The basis of the strategy is for the parent and children to play a pick-up-sticks game, with four main outcomes:

  • It sets a goal i.e. there is a specific outcome to be achieved which in turn gives a sense of purpose
  • It prescribes rules i.e. limitations are placed on how to achieve the goal, pushing players to explore different possibilities. This neurochemistry unleashes creativity and fosters creative thinking while helping children to understand life has boundaries
  • It provide a feedback loop i.e. conversations can detail how close players are to achieving their goal, can motivate creativity and encourage everyone to keep playing
  • It allows participation to be voluntary i.e. since everyone freely accepts the goals and rules and can leave at anytime, people understand that they have the right to be involved in making decisions, planning and reviewing an action that might affect them. Having a choice gives them a voice

The scoring of the game is based on eight basic principles of positive communication.

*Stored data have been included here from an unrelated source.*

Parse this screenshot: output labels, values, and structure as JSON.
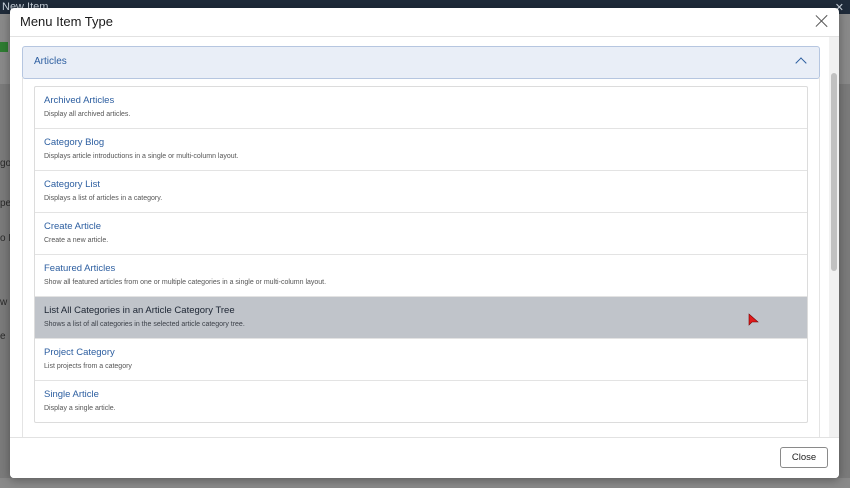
{
  "background": {
    "topbar_title": "New Item",
    "topbar_right": "✕",
    "side_fragments": [
      "go",
      "pe",
      "o L",
      "w",
      "e"
    ]
  },
  "modal": {
    "title": "Menu Item Type",
    "close_button_label": "Close"
  },
  "accordion": {
    "title": "Articles",
    "items": [
      {
        "title": "Archived Articles",
        "description": "Display all archived articles."
      },
      {
        "title": "Category Blog",
        "description": "Displays article introductions in a single or multi-column layout."
      },
      {
        "title": "Category List",
        "description": "Displays a list of articles in a category."
      },
      {
        "title": "Create Article",
        "description": "Create a new article."
      },
      {
        "title": "Featured Articles",
        "description": "Show all featured articles from one or multiple categories in a single or multi-column layout."
      },
      {
        "title": "List All Categories in an Article Category Tree",
        "description": "Shows a list of all categories in the selected article category tree."
      },
      {
        "title": "Project Category",
        "description": "List projects from a category"
      },
      {
        "title": "Single Article",
        "description": "Display a single article."
      }
    ]
  },
  "colors": {
    "accent": "#2c5ea0",
    "selected_row": "#c0c4ca",
    "accordion_header_bg": "#e9eef7"
  }
}
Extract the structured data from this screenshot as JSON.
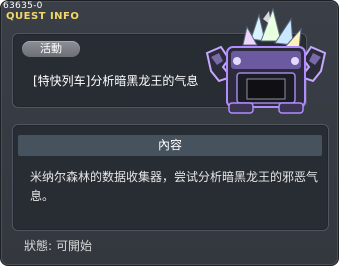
{
  "header": {
    "quest_id": "63635-0",
    "title": "QUEST INFO"
  },
  "quest": {
    "category_tag": "活動",
    "name": "[特快列车]分析暗黑龙王的气息",
    "icon": "dark-crystal-machine-icon"
  },
  "content": {
    "header": "內容",
    "description": "米纳尔森林的数据收集器，尝试分析暗黑龙王的邪恶气息。"
  },
  "status": {
    "label": "狀態:",
    "value": "可開始"
  },
  "colors": {
    "title_accent": "#f2d86a",
    "window_bg": "#3a3f47",
    "panel_bg": "#282c33"
  }
}
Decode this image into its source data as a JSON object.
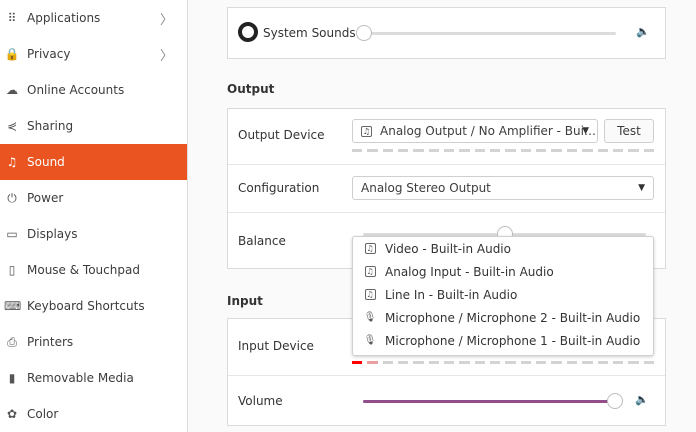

The higher the level and number of types of interaction, the better the score.

The games are also videoed and then watched by the parents, children and the therapist who helps the parents and children learn further from the activity.  This guidance in turn strengthens the level of sensitivity shown and the mentalising abilities of the parents so that they can better understand their state of mind and control their own behaviour.

And all these positives are marked on a diagrammatic brain of the child to motivate the parent to add more positive notes during future play and at home.

The International Children’s Trust and New Life have been delighted by the extraordinary success of the programme, and more work is being done to encompass more families and assess whether this initiative can help other programmes we deliver.